Newegg Data Breach Spills Customers’ Credit Card Details

Newegg Data Breach Spills Customers’ Credit Card Details

Newegg, one of the largest e-retailers in the United States with over 45 million unique monthly visitors, is clearing up its website after a reported month-long data breach.

First discovered by RiskIQ threat researcher Yonnathan Klinjsma, the website was infected with 15 lines of credit card skimming code on the online retailer’s payments page for a period of over a month between August 14 and September 18. The code stole credit card details from unsuspecting customers to siphon the info to a server controlled by hackers with a similar domain name in a bit to avoid suspicion, TechCrunch reported.

The malicious JavaScript code was present in the page during the checkout process.

The code worked on both desktop and mobile customers before it was finally removed by Newegg on Tuesday after being alerted to it by incident response firm Volexity. The opportunistic hackers even used a HTTPS certificate to appear legitimate.

The attack draws parallels with the recent British Airways credit card breach and the Ticketmaster breach, before it.

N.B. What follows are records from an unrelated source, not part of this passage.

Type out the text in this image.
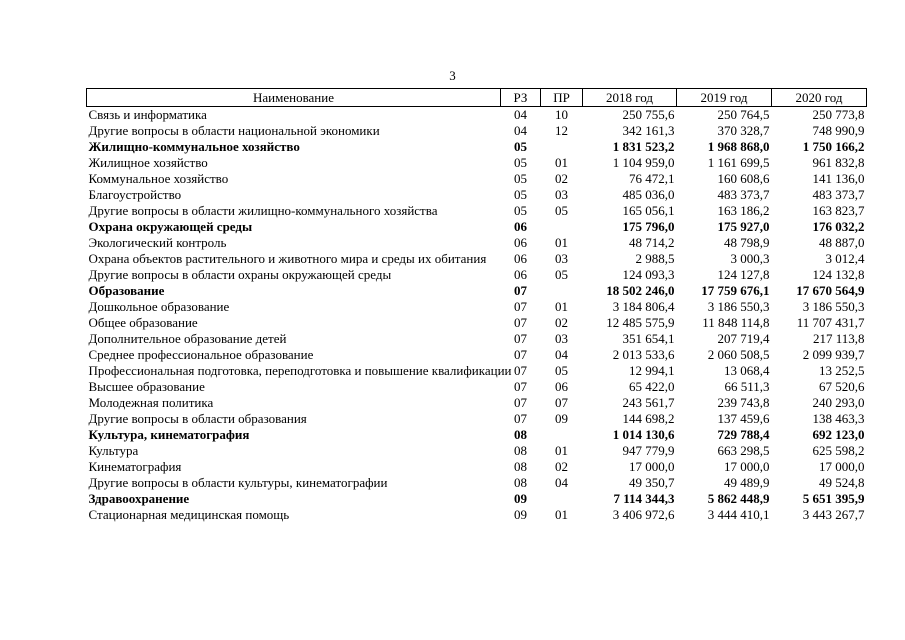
3
Наименование	РЗ	ПР	2018 год	2019 год	2020 год
Связь и информатика	04	10	250 755,6	250 764,5	250 773,8
Другие вопросы в области национальной экономики	04	12	342 161,3	370 328,7	748 990,9
Жилищно-коммунальное хозяйство	05		1 831 523,2	1 968 868,0	1 750 166,2
Жилищное хозяйство	05	01	1 104 959,0	1 161 699,5	961 832,8
Коммунальное хозяйство	05	02	76 472,1	160 608,6	141 136,0
Благоустройство	05	03	485 036,0	483 373,7	483 373,7
Другие вопросы в области жилищно-коммунального хозяйства	05	05	165 056,1	163 186,2	163 823,7
Охрана окружающей среды	06		175 796,0	175 927,0	176 032,2
Экологический контроль	06	01	48 714,2	48 798,9	48 887,0
Охрана объектов растительного и животного мира и среды их обитания	06	03	2 988,5	3 000,3	3 012,4
Другие вопросы в области охраны окружающей среды	06	05	124 093,3	124 127,8	124 132,8
Образование	07		18 502 246,0	17 759 676,1	17 670 564,9
Дошкольное образование	07	01	3 184 806,4	3 186 550,3	3 186 550,3
Общее образование	07	02	12 485 575,9	11 848 114,8	11 707 431,7
Дополнительное образование детей	07	03	351 654,1	207 719,4	217 113,8
Среднее профессиональное образование	07	04	2 013 533,6	2 060 508,5	2 099 939,7
Профессиональная подготовка, переподготовка и повышение квалификации	07	05	12 994,1	13 068,4	13 252,5
Высшее образование	07	06	65 422,0	66 511,3	67 520,6
Молодежная политика	07	07	243 561,7	239 743,8	240 293,0
Другие вопросы в области образования	07	09	144 698,2	137 459,6	138 463,3
Культура, кинематография	08		1 014 130,6	729 788,4	692 123,0
Культура	08	01	947 779,9	663 298,5	625 598,2
Кинематография	08	02	17 000,0	17 000,0	17 000,0
Другие вопросы в области культуры, кинематографии	08	04	49 350,7	49 489,9	49 524,8
Здравоохранение	09		7 114 344,3	5 862 448,9	5 651 395,9
Стационарная медицинская помощь	09	01	3 406 972,6	3 444 410,1	3 443 267,7
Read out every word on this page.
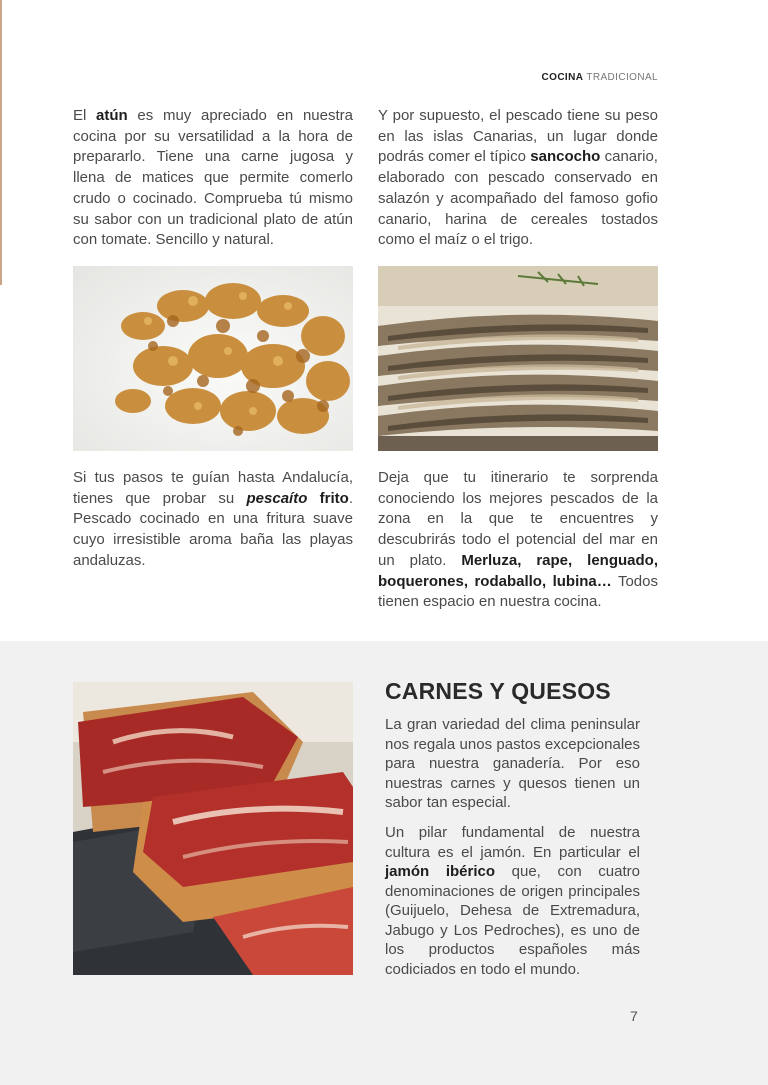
COCINA TRADICIONAL

El atún es muy apreciado en nuestra cocina por su versatilidad a la hora de prepararlo. Tiene una carne jugosa y llena de matices que permite comerlo crudo o cocinado. Comprueba tú mismo su sabor con un tradicional plato de atún con tomate. Sencillo y natural.

Y por supuesto, el pescado tiene su peso en las islas Canarias, un lugar donde podrás comer el típico sancocho canario, elaborado con pescado conservado en salazón y acompañado del famoso gofio canario, harina de cereales tostados como el maíz o el trigo.

Si tus pasos te guían hasta Andalucía, tienes que probar su pescaíto frito. Pescado cocinado en una fritura suave cuyo irresistible aroma baña las playas andaluzas.

Deja que tu itinerario te sorprenda conociendo los mejores pescados de la zona en la que te encuentres y descubrirás todo el potencial del mar en un plato. Merluza, rape, lenguado, boquerones, rodaballo, lubina… Todos tienen espacio en nuestra cocina.

CARNES Y QUESOS

La gran variedad del clima peninsular nos regala unos pastos excepcionales para nuestra ganadería. Por eso nuestras carnes y quesos tienen un sabor tan especial.

Un pilar fundamental de nuestra cultura es el jamón. En particular el jamón ibérico que, con cuatro denominaciones de origen principales (Guijuelo, Dehesa de Extremadura, Jabugo y Los Pedroches), es uno de los productos españoles más codiciados en todo el mundo.

7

RiskIQ has pointed the finger at the Magecart group, a collective of hackers that targeted vulnerable websites with credit card skimming code.

“The breach of Newegg shows the true extent of Magecart operators’ reach,” Klijnsma stated in an interview with TechCrunch. “These attacks are not confined to certain geolocations or specific industries—any organization that processes payments online is a target.”

The “brazen attack”, as described by Volexity, saw the use of a domain called ‘’, created only days before the domain was used to carry out the data theft.

“The JavaScript leveraged in this attack is very similar to that observed from the British Airways compromise. The code in this case is customized to work with the Newegg website and send data to a different domain the attackers created in an attempt to blend in with the website,” researchers added.